RESTAKING NARRATIVE: In a sign of just how hot “liquid restaking protocols” have become among crypto speculators, the new blockchain projects are hitting major money milestones within weeks of their launches. Liquid restaking protocol Puffer passed the mark of $1 billion in deposits on Tuesday, according to DefiLlama, fewer than three weeks after opening to users on Feb. 1. Meanwhile Kelp DAO, the third-largest liquid restaking protocol, introduced the KEP or “kelp earned points” token, allowing users to trade the otherwise illiquid EigenLayer points and rewards. What appears to be at the heart of it all is crypto “points farming” – essentially traders trying to score points doled out by the projects to early users; the theory is that these points will entitle them to receive tokens in an eventual airdrop; the risk is that these promises are kept quite vague.

Top picks of the past week from our Protocol Village column, highlighting key blockchain tech upgrades and news.

Liquid Restaking Tokens or ‘LRTs’ Revived Ethereum DeFi.
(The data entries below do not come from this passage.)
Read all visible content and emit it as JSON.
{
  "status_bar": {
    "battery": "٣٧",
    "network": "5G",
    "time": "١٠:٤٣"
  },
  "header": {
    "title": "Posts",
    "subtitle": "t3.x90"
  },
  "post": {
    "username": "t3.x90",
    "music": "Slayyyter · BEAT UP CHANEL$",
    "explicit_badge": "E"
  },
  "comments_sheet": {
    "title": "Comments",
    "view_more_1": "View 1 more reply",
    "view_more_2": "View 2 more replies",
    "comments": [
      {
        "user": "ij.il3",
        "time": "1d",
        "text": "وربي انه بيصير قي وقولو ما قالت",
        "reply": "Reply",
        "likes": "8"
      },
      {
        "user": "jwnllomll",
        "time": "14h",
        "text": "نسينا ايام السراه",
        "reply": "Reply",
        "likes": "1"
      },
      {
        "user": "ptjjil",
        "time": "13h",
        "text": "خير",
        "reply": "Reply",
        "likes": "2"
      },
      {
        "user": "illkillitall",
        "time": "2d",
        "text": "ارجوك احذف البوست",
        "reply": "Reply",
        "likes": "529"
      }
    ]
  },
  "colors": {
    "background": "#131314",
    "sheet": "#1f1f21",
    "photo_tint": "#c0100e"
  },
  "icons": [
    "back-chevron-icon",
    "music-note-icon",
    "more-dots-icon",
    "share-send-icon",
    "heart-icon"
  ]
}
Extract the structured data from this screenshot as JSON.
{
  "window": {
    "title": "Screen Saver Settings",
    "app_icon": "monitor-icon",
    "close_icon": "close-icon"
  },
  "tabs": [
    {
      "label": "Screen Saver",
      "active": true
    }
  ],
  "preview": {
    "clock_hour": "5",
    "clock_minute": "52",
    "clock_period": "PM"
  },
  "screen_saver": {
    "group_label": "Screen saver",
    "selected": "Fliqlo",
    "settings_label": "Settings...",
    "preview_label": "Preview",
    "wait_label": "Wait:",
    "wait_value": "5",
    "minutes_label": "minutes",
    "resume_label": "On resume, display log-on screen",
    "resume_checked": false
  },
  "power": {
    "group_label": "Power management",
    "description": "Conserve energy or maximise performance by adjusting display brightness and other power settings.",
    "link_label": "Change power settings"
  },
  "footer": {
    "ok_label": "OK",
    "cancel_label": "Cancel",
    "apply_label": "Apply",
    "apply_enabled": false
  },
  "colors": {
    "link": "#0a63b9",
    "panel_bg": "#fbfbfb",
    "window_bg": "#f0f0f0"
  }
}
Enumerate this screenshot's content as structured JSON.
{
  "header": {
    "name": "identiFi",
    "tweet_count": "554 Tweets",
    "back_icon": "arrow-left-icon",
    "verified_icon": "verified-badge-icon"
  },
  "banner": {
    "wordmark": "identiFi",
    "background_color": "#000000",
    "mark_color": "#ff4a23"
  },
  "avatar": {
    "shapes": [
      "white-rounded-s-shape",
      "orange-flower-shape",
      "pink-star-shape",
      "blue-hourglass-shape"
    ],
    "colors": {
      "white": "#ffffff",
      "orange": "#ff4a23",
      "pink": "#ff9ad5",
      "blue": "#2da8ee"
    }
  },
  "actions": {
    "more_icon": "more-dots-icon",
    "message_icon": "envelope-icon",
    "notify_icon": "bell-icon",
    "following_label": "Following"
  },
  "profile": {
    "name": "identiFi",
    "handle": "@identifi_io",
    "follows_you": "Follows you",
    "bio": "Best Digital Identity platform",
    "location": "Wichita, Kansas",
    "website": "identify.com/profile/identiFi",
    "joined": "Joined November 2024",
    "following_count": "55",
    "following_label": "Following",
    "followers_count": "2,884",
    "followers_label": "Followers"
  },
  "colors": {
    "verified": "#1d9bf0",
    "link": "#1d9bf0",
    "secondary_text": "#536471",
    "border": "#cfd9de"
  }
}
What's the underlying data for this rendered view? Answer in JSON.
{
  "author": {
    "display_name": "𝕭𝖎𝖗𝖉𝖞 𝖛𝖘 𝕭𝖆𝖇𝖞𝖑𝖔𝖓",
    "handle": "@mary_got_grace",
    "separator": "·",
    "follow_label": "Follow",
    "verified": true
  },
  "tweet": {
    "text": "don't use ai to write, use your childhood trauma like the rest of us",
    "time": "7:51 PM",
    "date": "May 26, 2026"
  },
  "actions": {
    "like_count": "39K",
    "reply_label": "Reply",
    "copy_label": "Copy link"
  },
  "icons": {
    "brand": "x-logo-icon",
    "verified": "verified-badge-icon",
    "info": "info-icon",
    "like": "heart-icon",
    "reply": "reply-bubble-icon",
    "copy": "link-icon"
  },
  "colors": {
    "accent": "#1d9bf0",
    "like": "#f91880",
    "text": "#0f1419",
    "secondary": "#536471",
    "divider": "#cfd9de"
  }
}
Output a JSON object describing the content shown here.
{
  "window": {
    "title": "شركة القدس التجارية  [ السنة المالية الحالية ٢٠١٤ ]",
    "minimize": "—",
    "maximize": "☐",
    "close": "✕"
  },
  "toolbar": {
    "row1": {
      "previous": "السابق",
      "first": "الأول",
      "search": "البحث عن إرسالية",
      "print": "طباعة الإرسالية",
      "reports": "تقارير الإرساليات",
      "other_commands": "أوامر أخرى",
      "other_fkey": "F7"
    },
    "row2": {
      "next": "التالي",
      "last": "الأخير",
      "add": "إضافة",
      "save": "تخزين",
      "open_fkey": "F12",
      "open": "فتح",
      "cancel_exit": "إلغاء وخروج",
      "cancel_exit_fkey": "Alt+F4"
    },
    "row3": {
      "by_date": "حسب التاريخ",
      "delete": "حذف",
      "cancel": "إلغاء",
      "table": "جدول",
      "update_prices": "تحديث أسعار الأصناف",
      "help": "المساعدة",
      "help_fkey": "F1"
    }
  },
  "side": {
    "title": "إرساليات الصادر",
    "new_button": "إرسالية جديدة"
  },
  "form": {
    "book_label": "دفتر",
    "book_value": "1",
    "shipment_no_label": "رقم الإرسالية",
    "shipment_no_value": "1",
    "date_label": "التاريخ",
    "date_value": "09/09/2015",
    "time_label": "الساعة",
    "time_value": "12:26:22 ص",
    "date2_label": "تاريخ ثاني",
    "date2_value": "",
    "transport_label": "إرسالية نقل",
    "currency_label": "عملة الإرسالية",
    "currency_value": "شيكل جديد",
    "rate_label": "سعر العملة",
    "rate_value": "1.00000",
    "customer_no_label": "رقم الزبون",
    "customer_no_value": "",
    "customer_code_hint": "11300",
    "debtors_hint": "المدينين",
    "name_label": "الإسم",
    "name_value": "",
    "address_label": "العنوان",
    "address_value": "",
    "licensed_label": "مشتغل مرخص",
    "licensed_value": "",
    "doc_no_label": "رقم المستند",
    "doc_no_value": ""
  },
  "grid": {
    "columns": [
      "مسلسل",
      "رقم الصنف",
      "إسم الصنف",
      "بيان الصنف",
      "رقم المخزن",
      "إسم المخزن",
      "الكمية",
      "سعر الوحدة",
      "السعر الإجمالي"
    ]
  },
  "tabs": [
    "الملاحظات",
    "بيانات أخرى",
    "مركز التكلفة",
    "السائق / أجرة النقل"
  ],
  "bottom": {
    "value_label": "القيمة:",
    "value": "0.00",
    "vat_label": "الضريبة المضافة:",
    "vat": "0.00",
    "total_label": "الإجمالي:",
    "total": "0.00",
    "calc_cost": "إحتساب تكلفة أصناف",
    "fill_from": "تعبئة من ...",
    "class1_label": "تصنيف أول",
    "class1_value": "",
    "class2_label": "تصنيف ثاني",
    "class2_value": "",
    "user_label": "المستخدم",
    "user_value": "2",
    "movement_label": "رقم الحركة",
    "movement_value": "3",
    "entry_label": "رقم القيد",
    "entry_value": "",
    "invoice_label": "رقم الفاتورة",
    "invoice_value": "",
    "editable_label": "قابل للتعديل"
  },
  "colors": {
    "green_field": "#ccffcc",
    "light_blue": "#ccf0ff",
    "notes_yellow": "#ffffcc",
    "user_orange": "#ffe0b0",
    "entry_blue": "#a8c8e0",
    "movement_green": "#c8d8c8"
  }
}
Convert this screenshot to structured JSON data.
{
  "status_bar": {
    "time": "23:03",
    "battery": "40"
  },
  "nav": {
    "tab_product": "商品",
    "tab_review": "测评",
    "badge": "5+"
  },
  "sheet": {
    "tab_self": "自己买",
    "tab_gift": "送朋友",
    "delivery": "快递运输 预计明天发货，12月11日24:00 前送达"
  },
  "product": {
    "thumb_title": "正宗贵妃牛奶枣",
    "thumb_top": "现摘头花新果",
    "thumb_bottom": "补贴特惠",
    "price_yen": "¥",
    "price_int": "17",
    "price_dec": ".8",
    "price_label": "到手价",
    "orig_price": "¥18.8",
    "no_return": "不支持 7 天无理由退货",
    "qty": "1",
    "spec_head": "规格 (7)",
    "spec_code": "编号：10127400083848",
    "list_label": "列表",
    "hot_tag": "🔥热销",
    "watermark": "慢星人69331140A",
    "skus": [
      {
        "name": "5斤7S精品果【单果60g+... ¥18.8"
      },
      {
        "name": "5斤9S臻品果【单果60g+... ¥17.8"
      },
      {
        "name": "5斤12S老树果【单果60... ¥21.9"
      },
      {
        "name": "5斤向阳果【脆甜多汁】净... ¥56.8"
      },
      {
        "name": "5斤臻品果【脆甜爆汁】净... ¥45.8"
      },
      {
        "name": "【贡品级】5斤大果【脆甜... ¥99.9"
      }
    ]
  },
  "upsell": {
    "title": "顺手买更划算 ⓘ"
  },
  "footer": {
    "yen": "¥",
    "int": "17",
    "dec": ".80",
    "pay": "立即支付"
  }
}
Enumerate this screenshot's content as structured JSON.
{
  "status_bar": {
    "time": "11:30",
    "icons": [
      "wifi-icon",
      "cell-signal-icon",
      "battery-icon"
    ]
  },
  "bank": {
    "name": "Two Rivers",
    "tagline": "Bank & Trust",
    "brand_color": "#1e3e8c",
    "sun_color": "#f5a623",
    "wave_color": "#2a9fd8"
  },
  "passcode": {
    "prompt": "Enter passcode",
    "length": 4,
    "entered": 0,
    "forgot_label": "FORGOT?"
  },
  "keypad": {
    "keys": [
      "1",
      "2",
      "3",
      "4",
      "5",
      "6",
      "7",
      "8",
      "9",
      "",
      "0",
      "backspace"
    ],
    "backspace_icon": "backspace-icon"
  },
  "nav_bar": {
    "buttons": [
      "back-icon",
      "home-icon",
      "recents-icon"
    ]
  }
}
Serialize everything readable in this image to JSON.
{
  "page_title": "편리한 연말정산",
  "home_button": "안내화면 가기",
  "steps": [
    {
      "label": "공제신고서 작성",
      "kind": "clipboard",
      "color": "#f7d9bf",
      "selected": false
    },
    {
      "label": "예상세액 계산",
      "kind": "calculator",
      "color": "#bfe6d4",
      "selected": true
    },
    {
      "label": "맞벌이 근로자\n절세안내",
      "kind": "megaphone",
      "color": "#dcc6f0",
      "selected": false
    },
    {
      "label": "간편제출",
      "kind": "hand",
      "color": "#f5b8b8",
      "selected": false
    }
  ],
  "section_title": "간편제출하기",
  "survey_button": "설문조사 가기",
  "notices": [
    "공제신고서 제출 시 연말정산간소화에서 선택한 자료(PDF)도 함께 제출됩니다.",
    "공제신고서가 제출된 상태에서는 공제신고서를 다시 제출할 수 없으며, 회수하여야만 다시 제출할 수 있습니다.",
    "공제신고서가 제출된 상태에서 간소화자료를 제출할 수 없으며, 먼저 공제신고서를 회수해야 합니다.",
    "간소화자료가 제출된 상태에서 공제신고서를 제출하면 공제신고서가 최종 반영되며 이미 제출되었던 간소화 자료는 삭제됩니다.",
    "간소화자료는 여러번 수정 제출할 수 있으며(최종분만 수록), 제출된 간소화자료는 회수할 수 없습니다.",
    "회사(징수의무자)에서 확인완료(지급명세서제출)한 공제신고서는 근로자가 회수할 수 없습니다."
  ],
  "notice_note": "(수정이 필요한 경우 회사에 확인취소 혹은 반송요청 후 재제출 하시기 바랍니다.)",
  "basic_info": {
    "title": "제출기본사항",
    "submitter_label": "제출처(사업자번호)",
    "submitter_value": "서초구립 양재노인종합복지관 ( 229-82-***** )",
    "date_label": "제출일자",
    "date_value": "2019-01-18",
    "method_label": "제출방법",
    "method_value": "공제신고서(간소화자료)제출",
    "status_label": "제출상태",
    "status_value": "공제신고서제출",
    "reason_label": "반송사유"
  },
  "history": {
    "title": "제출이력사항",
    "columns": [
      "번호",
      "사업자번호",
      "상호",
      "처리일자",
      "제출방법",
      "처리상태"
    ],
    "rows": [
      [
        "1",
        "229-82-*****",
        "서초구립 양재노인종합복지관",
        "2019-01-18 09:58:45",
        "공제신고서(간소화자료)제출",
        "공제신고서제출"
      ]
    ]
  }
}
Can the Hype Last?

Decentralized finance on Ethereum is seeing a big resurgence, with the familiar promise of high yields returning thanks to a new breed of crypto asset: “liquid restaking tokens,” or LRTs.

In the past month alone, billions of dollars have flooded into new Ethereum-based liquid restaking projects like Ether.Fi and Puffer, each with their own LRTs. The upstart platforms are in a heated turf battle to supplant Lido’s staked ETH (stETH) token as the asset of choice for decentralized finance (DeFi) traders.

The entire trend pivots off the development of a new protocol named EigenLayer, which launched a first-of-its-kind “restaking” system to Ethereum last June. The platform is building a solution to let blockchain apps and networks borrow Ethereum’s security system, and it drew more than $1 billion in new deposits in a single 24-hour period this month. Now, the total amount is over $7 billion, meaning the platform has singlehandedly amassed more than 1.5% of all ether (ETH) tokens in circulation, according to DefiLllama.

These liquid restaking platforms serve as middlemen between users and EigenLayer: The platforms “restake” user deposits with EigenLayer, and they hand out newly generated LRTs in exchange – so users can keep trading even if their deposits are being used for restaking.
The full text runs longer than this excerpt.